- Music
- 30 Apr 21
Americana icons saddle up for one more gunfight.
It’s a massive shame Matt Sweeney and Will Oldham chose not to title this sequel to 2005’s Superwolf something in the vein of “2uperwolf”. Instead they’ve opted for Superwolves – which, as Oldham recently told GQ, implied the duo had “gone forth and multiplied.”
Actually they’ve carried on as if the previous 16 years haven’t happened. From the backwoods timbre of their interwoven voices, to the music’s mad rush from wonder to melancholy, Superwolves feels less like a long-sought sequel to a classic record than the inevitable continuation of what went before. That isn’t a criticism. The world is moving far too quickly and all the old certainties are being swept away. Amidst this tumult, how encouraging to know that there are some things on which we can still rely.
Oldham you will of course recognise as the lo-fi artist’s lo-fi artist. He’s also one of the most terrifying performers I have ever witnessed in the flesh. The look he shot an over enthusiastic fanboy-heckler when playing Dublin in the early 2000s is scorched into my soul.

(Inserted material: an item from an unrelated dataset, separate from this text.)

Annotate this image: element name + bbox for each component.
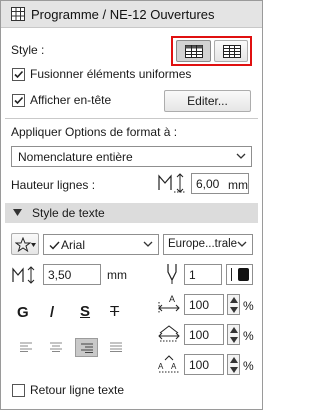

Sweeney is less well known in this part of the world. In America, though, he is a sainted figure, having collaborated with everyone’s from Run The Jewels’ El–P to Billy Corgan on his Zwan project.
Advertisement
And as was the case on the original Superwolf, he and Oldham are perfect foils. They display a surprisingly firm grasp of the fundamentals of the pop song on the playful ‘My Popsicle’, where their rasping voices are juxtaposed with guitars that twang almost merrily.

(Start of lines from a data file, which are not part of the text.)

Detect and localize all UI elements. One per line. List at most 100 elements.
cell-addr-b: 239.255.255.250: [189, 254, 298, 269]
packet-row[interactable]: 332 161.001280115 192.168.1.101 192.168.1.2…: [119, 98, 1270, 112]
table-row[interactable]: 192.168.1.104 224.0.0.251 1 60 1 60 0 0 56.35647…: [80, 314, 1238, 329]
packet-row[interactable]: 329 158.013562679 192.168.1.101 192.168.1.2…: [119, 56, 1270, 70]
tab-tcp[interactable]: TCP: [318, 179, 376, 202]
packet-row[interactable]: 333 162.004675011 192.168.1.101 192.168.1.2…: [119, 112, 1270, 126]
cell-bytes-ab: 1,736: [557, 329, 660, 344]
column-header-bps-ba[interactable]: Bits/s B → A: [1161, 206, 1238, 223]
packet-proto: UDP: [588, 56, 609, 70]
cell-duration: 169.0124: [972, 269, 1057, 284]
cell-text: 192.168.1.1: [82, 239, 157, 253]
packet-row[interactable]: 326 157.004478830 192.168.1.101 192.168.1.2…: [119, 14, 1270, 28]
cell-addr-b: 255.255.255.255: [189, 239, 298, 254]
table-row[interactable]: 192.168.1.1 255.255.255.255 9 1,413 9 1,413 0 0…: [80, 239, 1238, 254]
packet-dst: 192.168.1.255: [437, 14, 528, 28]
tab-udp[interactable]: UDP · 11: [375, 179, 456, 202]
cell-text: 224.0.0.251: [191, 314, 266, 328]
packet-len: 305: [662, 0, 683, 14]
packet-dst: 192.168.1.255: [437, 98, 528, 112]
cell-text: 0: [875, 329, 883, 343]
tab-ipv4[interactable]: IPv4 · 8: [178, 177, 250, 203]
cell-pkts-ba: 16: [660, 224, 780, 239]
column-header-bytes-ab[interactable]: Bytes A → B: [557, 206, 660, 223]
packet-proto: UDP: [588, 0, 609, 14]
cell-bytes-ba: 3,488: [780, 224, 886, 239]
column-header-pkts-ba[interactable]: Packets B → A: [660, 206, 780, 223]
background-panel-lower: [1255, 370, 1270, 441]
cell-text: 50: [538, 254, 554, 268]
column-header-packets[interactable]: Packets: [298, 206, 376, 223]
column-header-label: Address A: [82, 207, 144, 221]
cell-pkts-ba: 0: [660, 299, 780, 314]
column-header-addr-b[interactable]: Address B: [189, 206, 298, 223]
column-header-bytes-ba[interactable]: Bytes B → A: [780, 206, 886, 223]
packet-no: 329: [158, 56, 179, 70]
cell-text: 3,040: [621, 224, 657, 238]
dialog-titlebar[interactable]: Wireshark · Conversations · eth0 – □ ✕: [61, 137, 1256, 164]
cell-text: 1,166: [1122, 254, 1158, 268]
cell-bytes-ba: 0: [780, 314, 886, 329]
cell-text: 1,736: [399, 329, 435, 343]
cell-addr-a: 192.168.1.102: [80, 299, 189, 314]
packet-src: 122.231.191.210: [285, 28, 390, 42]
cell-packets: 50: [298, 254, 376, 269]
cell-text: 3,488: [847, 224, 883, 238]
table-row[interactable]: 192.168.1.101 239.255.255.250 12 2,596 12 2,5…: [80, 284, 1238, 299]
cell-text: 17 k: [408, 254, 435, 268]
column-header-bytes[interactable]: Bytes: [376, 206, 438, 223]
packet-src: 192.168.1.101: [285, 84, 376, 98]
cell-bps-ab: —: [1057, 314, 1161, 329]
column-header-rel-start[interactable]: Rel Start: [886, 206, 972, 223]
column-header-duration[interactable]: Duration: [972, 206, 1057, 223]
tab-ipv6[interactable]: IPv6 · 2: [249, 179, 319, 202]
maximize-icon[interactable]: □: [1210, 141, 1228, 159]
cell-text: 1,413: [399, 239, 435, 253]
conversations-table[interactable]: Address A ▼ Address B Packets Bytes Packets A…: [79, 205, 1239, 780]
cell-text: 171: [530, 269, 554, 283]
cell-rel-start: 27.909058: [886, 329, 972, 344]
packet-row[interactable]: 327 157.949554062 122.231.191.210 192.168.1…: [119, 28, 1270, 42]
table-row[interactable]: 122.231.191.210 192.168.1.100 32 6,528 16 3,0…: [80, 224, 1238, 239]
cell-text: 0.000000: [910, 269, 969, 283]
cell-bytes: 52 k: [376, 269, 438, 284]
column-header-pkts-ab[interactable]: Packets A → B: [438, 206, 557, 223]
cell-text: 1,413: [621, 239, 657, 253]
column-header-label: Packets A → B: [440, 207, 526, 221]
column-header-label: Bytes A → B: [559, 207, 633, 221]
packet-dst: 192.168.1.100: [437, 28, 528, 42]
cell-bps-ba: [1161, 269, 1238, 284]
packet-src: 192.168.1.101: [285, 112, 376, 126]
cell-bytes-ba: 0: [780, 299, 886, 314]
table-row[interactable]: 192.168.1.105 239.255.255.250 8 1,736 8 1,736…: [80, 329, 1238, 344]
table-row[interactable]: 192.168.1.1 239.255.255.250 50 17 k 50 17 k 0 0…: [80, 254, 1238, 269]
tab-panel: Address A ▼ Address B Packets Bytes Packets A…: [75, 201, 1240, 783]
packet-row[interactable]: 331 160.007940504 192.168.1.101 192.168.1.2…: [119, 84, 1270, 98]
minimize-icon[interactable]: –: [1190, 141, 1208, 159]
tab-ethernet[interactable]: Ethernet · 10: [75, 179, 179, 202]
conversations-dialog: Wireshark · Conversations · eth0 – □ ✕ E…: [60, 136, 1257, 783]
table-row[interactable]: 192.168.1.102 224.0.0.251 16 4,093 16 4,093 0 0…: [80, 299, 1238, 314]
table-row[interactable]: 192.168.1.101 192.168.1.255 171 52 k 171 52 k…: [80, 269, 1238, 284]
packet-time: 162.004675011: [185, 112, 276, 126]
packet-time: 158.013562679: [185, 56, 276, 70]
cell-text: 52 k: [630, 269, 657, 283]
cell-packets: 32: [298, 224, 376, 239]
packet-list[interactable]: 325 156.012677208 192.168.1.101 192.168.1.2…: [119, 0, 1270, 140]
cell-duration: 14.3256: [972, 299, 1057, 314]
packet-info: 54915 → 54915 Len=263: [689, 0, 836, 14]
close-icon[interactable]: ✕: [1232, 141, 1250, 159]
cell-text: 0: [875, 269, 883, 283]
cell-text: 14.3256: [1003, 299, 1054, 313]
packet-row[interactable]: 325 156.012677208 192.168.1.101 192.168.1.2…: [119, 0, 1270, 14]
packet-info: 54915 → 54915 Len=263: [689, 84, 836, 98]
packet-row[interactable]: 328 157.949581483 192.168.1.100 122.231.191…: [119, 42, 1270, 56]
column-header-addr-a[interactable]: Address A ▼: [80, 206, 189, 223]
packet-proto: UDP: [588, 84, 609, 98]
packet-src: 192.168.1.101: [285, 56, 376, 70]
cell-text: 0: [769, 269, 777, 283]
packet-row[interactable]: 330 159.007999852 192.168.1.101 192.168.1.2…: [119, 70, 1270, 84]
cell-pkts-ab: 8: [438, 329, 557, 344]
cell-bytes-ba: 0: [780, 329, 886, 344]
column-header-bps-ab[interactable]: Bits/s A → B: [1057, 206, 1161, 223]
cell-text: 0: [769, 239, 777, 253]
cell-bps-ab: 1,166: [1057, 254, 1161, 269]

Elsewhere, Oldham conjures with his gothic troubadour Bonnie ‘Prince’ Billy persona on ‘My Blue Suit’. There’s a treat for Irish listeners, too – ‘I Am A Youth That’s Inclined To Ramble’ takes an old trad song (previously performed by Paul Brady and Cara Dillon among others) and upholsters it with a descending riff once removed from ‘The Man Who Sold The World’. Like everything else here it is haunting and sublime.